After the Scottish voted against independence, the British Sterling exchange rate (GBP) broadly strengthened and the Euro to Pound conversion rate fell to a fresh two-year low.
Although the decision had been largely priced into the market by Thursday, Sterling still posted additional advances on Friday.
The 55% ‘No’ to 45% ‘Yes’ vote was well received by investors who had feared a breakup of the United Kingdom.
Economist Azad Zangana stated; ‘Scottish residents are more in favour of remaining in the EU, compared to the rest of the UK where the majority favour an exit.
Overall, major disruption has been avoided and focus can now return to building on the strong economic recovery in progress. The Bank of England is now likely to press ahead with raising interest rates early next year in the absence of political uncertainty.’
So where do the latest forex rates stand today?
- The euro to australian dollar exchange rate is +0.8 per cent higher at 1.44790.
- The euro to pound exchange rate is -0.12 per cent lower at 0.78635.
- The euro to dollar exchange rate is +0.08 per cent higher at 1.28504.
The Euro had previously held its own against the Pound in spite of declines in the ZEW economic sentiment surveys for both Germany and the Eurozone. However, the common currency did come under pressure as the European Central Bank’s latest attempt at bolstering the Eurozone’s flagging recovery fell flat. The ECB intended for its Targeted Long Term Refinancing Operations to encourage bank lending to small businesses and increase liquidity. However, banks opted to borrow far less of the low-interest four-year loans than economists had forecast. Consequently, many industry experts asserted that the ECB might have to engage in full-scale quantitative easing in order to boost growth.
That being said, Ignazio Visco, a Governing Council member of the ECB, has a different perspective. He commented that with the value of the Euro falling quite considerably over the last few months (shedding 6% against the US Dollar since June), further stimulus measures might not be required. The ECB has already slashed interest rates to record lows, and even gone so far as to introduce a negative deposit rate. During the Group of 20 gathering in Cairns, Visco stated; ‘Inflation expectations have to be back where they were. This doesn’t mean that there will be a next step. We have been bold enough to reduce interest rates to a level that was unexpected to the market. [The Euro’s drop is] more or less, given the moves that were done between June and September, the right response.’ Visco added that the ECB isn’t actively targeting any particular exchange rate.

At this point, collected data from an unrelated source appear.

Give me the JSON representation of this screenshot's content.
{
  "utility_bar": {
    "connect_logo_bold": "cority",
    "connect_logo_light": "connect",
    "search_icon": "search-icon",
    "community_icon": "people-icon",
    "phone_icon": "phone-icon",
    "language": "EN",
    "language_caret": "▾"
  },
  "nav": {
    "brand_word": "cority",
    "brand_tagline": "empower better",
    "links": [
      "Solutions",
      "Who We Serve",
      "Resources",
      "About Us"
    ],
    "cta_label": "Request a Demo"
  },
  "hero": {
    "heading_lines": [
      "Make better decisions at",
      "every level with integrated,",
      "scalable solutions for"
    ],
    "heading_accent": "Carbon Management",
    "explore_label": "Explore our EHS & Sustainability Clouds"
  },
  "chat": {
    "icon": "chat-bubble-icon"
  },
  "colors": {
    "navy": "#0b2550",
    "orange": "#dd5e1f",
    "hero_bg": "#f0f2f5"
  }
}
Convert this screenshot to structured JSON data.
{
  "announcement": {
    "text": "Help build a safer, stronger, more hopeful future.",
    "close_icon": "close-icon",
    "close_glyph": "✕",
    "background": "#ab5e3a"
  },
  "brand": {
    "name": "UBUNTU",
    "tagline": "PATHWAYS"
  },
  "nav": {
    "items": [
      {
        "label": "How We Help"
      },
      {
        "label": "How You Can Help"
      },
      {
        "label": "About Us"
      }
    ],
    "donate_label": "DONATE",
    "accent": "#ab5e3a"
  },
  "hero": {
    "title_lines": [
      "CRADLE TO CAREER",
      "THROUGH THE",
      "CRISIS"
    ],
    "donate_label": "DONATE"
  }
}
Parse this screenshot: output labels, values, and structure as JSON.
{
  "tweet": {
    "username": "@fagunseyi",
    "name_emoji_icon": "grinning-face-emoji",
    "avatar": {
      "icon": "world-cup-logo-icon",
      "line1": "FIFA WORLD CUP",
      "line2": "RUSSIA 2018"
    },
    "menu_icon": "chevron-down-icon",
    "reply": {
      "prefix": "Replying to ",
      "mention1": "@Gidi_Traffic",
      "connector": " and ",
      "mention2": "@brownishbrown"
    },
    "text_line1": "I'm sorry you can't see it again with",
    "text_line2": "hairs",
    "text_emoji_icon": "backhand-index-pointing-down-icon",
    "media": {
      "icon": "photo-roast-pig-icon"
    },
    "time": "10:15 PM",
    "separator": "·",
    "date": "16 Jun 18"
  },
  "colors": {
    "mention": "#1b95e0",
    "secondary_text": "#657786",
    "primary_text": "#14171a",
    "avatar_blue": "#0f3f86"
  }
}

When speaking of the fact that only 82.6 billion Euros were allocated in the first stage of the ECB’s TLTRO’s this week, Visco noted; ‘There has been some misunderstanding about the TLTROs because it has been conceived as a major failure. The second tranche is more important than the first. What we have observed in a number of countries is that banks postponed borrowing until December. As far as the Italian banks are concerned, it was exactly what we expected.’
Volatility in the Euro to Pound exchange rate could be caused by a number of economic reports next week, including the British Retail Consortium’s like-for-like sales figures, Rightmove house price data and the UK’s public finance report. The major Eurozone reports to be aware of include the Markit Manufacturing, Services and Composite gauges and Germany’s business climate indexes. Disappointing data for the currency bloc could push the Euro to Pound exchange rate lower.